**Problem Statement : Click here. **

I have approached at this formula for this question.

Assume C[n][r] = n!/(n-r)!*(r!)

**
ans = c[n][4] * c[m][1] * c[n+m-5][t-5];** <-- this is the formula i’ve got.

Please correct me, Where I’ve gone wrong?

**Problem Statement : Click here. **

I have approached at this formula for this question.

Assume C[n][r] = n!/(n-r)!*(r!)

**
ans = c[n][4] * c[m][1] * c[n+m-5][t-5];** <-- this is the formula i’ve got.

Please correct me, Where I’ve gone wrong?

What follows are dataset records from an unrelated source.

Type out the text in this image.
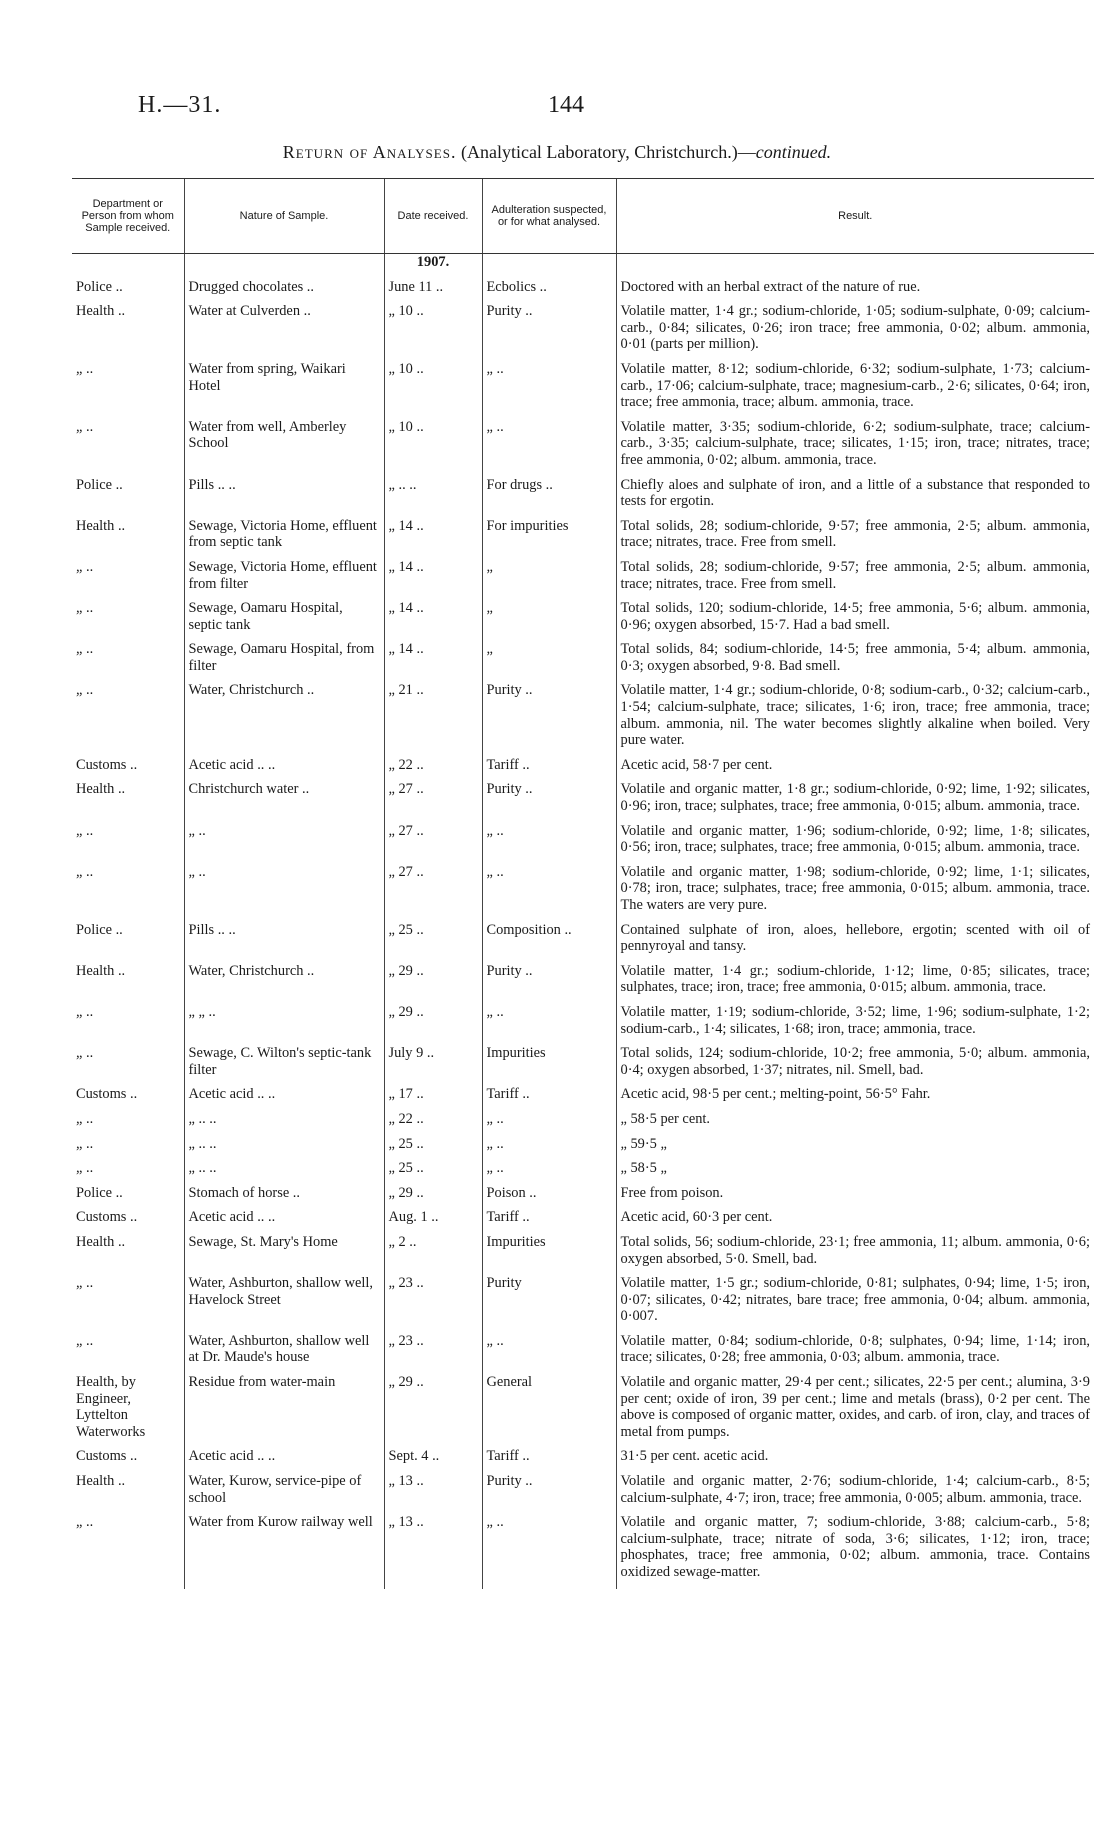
H.—31.	144
Return of Analyses. (Analytical Laboratory, Christchurch.)—continued.
Department or Person from whom Sample received.	Nature of Sample.	Date received.	Adulteration suspected, or for what analysed.	Result.

		1907.		

Police ..	Drugged chocolates ..	June 11 ..	Ecbolics ..	Doctored with an herbal extract of the nature of rue.
Health ..	Water at Culverden ..	„ 10 ..	Purity ..	Volatile matter, 1·4 gr.; sodium-chloride, 1·05; sodium-sulphate, 0·09; calcium-carb., 0·84; silicates, 0·26; iron trace; free ammonia, 0·02; album. ammonia, 0·01 (parts per million).
„ ..	Water from spring, Waikari Hotel	„ 10 ..	„ ..	Volatile matter, 8·12; sodium-chloride, 6·32; sodium-sulphate, 1·73; calcium-carb., 17·06; calcium-sulphate, trace; magnesium-carb., 2·6; silicates, 0·64; iron, trace; free ammonia, trace; album. ammonia, trace.
„ ..	Water from well, Amberley School	„ 10 ..	„ ..	Volatile matter, 3·35; sodium-chloride, 6·2; sodium-sulphate, trace; calcium-carb., 3·35; calcium-sulphate, trace; silicates, 1·15; iron, trace; nitrates, trace; free ammonia, 0·02; album. ammonia, trace.
Police ..	Pills .. ..	„ .. ..	For drugs ..	Chiefly aloes and sulphate of iron, and a little of a substance that responded to tests for ergotin.
Health ..	Sewage, Victoria Home, effluent from septic tank	„ 14 ..	For impurities	Total solids, 28; sodium-chloride, 9·57; free ammonia, 2·5; album. ammonia, trace; nitrates, trace. Free from smell.
„ ..	Sewage, Victoria Home, effluent from filter	„ 14 ..	„	Total solids, 28; sodium-chloride, 9·57; free ammonia, 2·5; album. ammonia, trace; nitrates, trace. Free from smell.
„ ..	Sewage, Oamaru Hospital, septic tank	„ 14 ..	„	Total solids, 120; sodium-chloride, 14·5; free ammonia, 5·6; album. ammonia, 0·96; oxygen absorbed, 15·7. Had a bad smell.
„ ..	Sewage, Oamaru Hospital, from filter	„ 14 ..	„	Total solids, 84; sodium-chloride, 14·5; free ammonia, 5·4; album. ammonia, 0·3; oxygen absorbed, 9·8. Bad smell.
„ ..	Water, Christchurch ..	„ 21 ..	Purity ..	Volatile matter, 1·4 gr.; sodium-chloride, 0·8; sodium-carb., 0·32; calcium-carb., 1·54; calcium-sulphate, trace; silicates, 1·6; iron, trace; free ammonia, trace; album. ammonia, nil. The water becomes slightly alkaline when boiled. Very pure water.
Customs ..	Acetic acid .. ..	„ 22 ..	Tariff ..	Acetic acid, 58·7 per cent.
Health ..	Christchurch water ..	„ 27 ..	Purity ..	Volatile and organic matter, 1·8 gr.; sodium-chloride, 0·92; lime, 1·92; silicates, 0·96; iron, trace; sulphates, trace; free ammonia, 0·015; album. ammonia, trace.
„ ..	„ ..	„ 27 ..	„ ..	Volatile and organic matter, 1·96; sodium-chloride, 0·92; lime, 1·8; silicates, 0·56; iron, trace; sulphates, trace; free ammonia, 0·015; album. ammonia, trace.
„ ..	„ ..	„ 27 ..	„ ..	Volatile and organic matter, 1·98; sodium-chloride, 0·92; lime, 1·1; silicates, 0·78; iron, trace; sulphates, trace; free ammonia, 0·015; album. ammonia, trace. The waters are very pure.
Police ..	Pills .. ..	„ 25 ..	Composition ..	Contained sulphate of iron, aloes, hellebore, ergotin; scented with oil of pennyroyal and tansy.
Health ..	Water, Christchurch ..	„ 29 ..	Purity ..	Volatile matter, 1·4 gr.; sodium-chloride, 1·12; lime, 0·85; silicates, trace; sulphates, trace; iron, trace; free ammonia, 0·015; album. ammonia, trace.
„ ..	„ „ ..	„ 29 ..	„ ..	Volatile matter, 1·19; sodium-chloride, 3·52; lime, 1·96; sodium-sulphate, 1·2; sodium-carb., 1·4; silicates, 1·68; iron, trace; ammonia, trace.
„ ..	Sewage, C. Wilton's septic-tank filter	July 9 ..	Impurities	Total solids, 124; sodium-chloride, 10·2; free ammonia, 5·0; album. ammonia, 0·4; oxygen absorbed, 1·37; nitrates, nil. Smell, bad.
Customs ..	Acetic acid .. ..	„ 17 ..	Tariff ..	Acetic acid, 98·5 per cent.; melting-point, 56·5° Fahr.
„ ..	„ .. ..	„ 22 ..	„ ..	„ 58·5 per cent.
„ ..	„ .. ..	„ 25 ..	„ ..	„ 59·5 „
„ ..	„ .. ..	„ 25 ..	„ ..	„ 58·5 „
Police ..	Stomach of horse ..	„ 29 ..	Poison ..	Free from poison.
Customs ..	Acetic acid .. ..	Aug. 1 ..	Tariff ..	Acetic acid, 60·3 per cent.
Health ..	Sewage, St. Mary's Home	„ 2 ..	Impurities	Total solids, 56; sodium-chloride, 23·1; free ammonia, 11; album. ammonia, 0·6; oxygen absorbed, 5·0. Smell, bad.
„ ..	Water, Ashburton, shallow well, Havelock Street	„ 23 ..	Purity	Volatile matter, 1·5 gr.; sodium-chloride, 0·81; sulphates, 0·94; lime, 1·5; iron, 0·07; silicates, 0·42; nitrates, bare trace; free ammonia, 0·04; album. ammonia, 0·007.
„ ..	Water, Ashburton, shallow well at Dr. Maude's house	„ 23 ..	„ ..	Volatile matter, 0·84; sodium-chloride, 0·8; sulphates, 0·94; lime, 1·14; iron, trace; silicates, 0·28; free ammonia, 0·03; album. ammonia, trace.
Health, by Engineer, Lyttelton Waterworks	Residue from water-main	„ 29 ..	General	Volatile and organic matter, 29·4 per cent.; silicates, 22·5 per cent.; alumina, 3·9 per cent; oxide of iron, 39 per cent.; lime and metals (brass), 0·2 per cent. The above is composed of organic matter, oxides, and carb. of iron, clay, and traces of metal from pumps.
Customs ..	Acetic acid .. ..	Sept. 4 ..	Tariff ..	31·5 per cent. acetic acid.
Health ..	Water, Kurow, service-pipe of school	„ 13 ..	Purity ..	Volatile and organic matter, 2·76; sodium-chloride, 1·4; calcium-carb., 8·5; calcium-sulphate, 4·7; iron, trace; free ammonia, 0·005; album. ammonia, trace.
„ ..	Water from Kurow railway well	„ 13 ..	„ ..	Volatile and organic matter, 7; sodium-chloride, 3·88; calcium-carb., 5·8; calcium-sulphate, trace; nitrate of soda, 3·6; silicates, 1·12; iron, trace; phosphates, trace; free ammonia, 0·02; album. ammonia, trace. Contains oxidized sewage-matter.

Your formula will lead to repeated cases. Example there are 4 boys and 3 girls and t = 6 then your answer is c[4][4] * c[3][1] * c[2][1] = 6 but answer is 3 because there are only 4 boys so each group needs to have all the boys plus 2 more girls for which there are C[3][2] ways = 3. What is happening is that once you fix certain girls/boys in the compulsory slot call them X and then you pick another set of boys/girls in the non compulsory slot, call them Y. Now it is possible that in some other group, you have already counted this group by including some of Y in the compulsory slots and some of X in the non compulsory slot.

Since t is small, I would suggest you go by the answer as -

ans = C[n][4] * C[m][t-4] + C[n][5] * C[m][t-5] + … C[n][t-1] * C[m][1]

Depending on n and m, there will be slight modifications in this, but you get the idea.